As with the Wooster Group’s Hamlet, the Toneelgroep actors do yeoman’s jobs of meeting the challenges of Shakespeare’s characters while rising to the demands of van Hove’s tech-savvy staging. The fighting that erupts between Coriolanus (a strong performance by Gijs Scholten van Aschat) and the nerdy bureaucrats serving as tribunes looked remarkably like the melee that broke out in the Ukraine parliament earlier this year. The indisputable star of the show is Hans Kesling as Marc Antony; in Julius Caesar, he gives an intensely original, deeply distraught reading of the famous funeral oration that shames Caesar’s killers into exile, but then in Antony and Cleopatra we see him as a road-weary politician-as-movie-star right out of Entourage, living in his own debauched bubble with Cleopatra (Chris Nietvelt, unlikely but inspired casting) and limping back to Rome to undertake a political marriage with Octavius Caesar’s sister that has all the sincerity of a reality-TV show.

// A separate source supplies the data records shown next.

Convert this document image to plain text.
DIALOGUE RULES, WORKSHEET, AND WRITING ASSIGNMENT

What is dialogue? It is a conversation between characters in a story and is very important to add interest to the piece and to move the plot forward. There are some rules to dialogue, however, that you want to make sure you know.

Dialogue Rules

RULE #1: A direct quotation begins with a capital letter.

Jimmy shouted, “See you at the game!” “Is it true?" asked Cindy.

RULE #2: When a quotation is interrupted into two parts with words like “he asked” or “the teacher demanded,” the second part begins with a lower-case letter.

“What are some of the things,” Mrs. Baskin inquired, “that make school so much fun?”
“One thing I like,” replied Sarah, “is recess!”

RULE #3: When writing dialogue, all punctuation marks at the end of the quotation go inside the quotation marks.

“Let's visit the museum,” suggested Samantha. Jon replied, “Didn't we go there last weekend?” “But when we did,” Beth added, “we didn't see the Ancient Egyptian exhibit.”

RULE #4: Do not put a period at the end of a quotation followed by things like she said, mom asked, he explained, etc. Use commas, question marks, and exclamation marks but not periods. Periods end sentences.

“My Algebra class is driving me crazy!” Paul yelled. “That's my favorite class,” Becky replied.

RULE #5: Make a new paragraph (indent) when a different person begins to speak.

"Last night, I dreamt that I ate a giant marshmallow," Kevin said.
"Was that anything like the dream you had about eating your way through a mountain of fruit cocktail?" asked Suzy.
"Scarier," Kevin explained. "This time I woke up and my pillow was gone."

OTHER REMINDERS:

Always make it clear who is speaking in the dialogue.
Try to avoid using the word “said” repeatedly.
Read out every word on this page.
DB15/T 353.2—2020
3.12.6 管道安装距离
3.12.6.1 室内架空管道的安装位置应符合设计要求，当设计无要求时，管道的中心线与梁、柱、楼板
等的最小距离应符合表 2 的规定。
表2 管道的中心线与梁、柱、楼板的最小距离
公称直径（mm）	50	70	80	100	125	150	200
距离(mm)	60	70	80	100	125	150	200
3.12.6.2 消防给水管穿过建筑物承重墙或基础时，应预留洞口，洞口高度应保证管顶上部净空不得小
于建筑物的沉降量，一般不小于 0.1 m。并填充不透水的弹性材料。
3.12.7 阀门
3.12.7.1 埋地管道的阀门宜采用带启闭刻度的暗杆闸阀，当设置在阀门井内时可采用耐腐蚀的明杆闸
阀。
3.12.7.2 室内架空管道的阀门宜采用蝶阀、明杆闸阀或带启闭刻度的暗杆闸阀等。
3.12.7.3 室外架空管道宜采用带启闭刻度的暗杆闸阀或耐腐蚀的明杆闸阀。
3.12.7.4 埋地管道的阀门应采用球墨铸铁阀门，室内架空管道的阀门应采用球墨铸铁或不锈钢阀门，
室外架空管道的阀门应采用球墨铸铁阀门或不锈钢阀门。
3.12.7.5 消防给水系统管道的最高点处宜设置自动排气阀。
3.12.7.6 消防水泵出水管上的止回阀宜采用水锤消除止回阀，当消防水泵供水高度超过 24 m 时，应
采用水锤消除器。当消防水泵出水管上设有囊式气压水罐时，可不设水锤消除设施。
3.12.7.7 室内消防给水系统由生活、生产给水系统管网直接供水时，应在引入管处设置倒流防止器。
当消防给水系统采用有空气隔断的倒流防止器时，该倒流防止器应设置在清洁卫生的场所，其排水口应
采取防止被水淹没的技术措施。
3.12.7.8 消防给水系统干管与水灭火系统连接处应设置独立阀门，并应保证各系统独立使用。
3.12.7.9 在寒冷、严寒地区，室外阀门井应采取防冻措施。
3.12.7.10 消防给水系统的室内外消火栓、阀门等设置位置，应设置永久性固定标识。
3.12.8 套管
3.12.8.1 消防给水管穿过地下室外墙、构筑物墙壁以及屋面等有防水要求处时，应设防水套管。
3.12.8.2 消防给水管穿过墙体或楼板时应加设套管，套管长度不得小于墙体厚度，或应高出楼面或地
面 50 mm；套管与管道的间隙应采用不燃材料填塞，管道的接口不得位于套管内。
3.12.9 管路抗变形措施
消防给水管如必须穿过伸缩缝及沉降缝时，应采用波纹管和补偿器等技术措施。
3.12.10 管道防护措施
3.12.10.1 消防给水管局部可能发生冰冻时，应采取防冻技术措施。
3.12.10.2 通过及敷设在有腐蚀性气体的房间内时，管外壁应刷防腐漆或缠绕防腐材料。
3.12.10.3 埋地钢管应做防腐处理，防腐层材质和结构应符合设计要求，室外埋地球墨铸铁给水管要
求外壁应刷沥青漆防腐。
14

The show has numerous points to make about how politics play out in public and in private, some of them bludgeoningly obvious in their irony (the pre- and post-show loop of Bob Dylan crooning “The Times They Are A-Changin’” becomes irritating), some of them subtle and clever, many of them deep and, indeed, timeless. It’s a huge, relentless feast, difficult to digest while you’re watching, and van Hove doesn’t let up even with the curtain call. As the audience is leaving, a long list of questions scrolls across the screen (does freedom exist? is political charisma a virtue? when do principles become unreasonable?) – part study guide to Shakespeare, part talking points for a civic dialogue, extremely pertinent in an election year though just as likely to provoke viewers at the end of this exhausting election year to cry “Enough already!”


One last performance to make notes about, before the moment passes into history: a year ago Elizabeth Swados created La Mama Cantata, her tribute to Ellen Stewart, the legendary off-Off-Broadway pioneer who died in January of 2011 at age 91. The show had a run at La Mama ETC and then toured to Italy, Croatia, and Serbia before returning for a homecoming October 1. The text consisted of stories by and about Stewart – sentimental, inspiring, hilarious, intimate – and the music was some of Swados’s best in years, succinct and dense, well-performed by nine young La Mama babies. Two stories stood out for me, both touching and emblematic of Stewart’s spirit. During a tense press conference at the height of the deadly ethnic war that splintered Yugoslavia, Ellen said, “Look, I remember when you were all one thing – and you all can start loving each other any time you want.” And against a video of burning candles representing the AIDS crisis that devastated the East Village, she is quoted as saying, “How we got through that time, I don’t know.”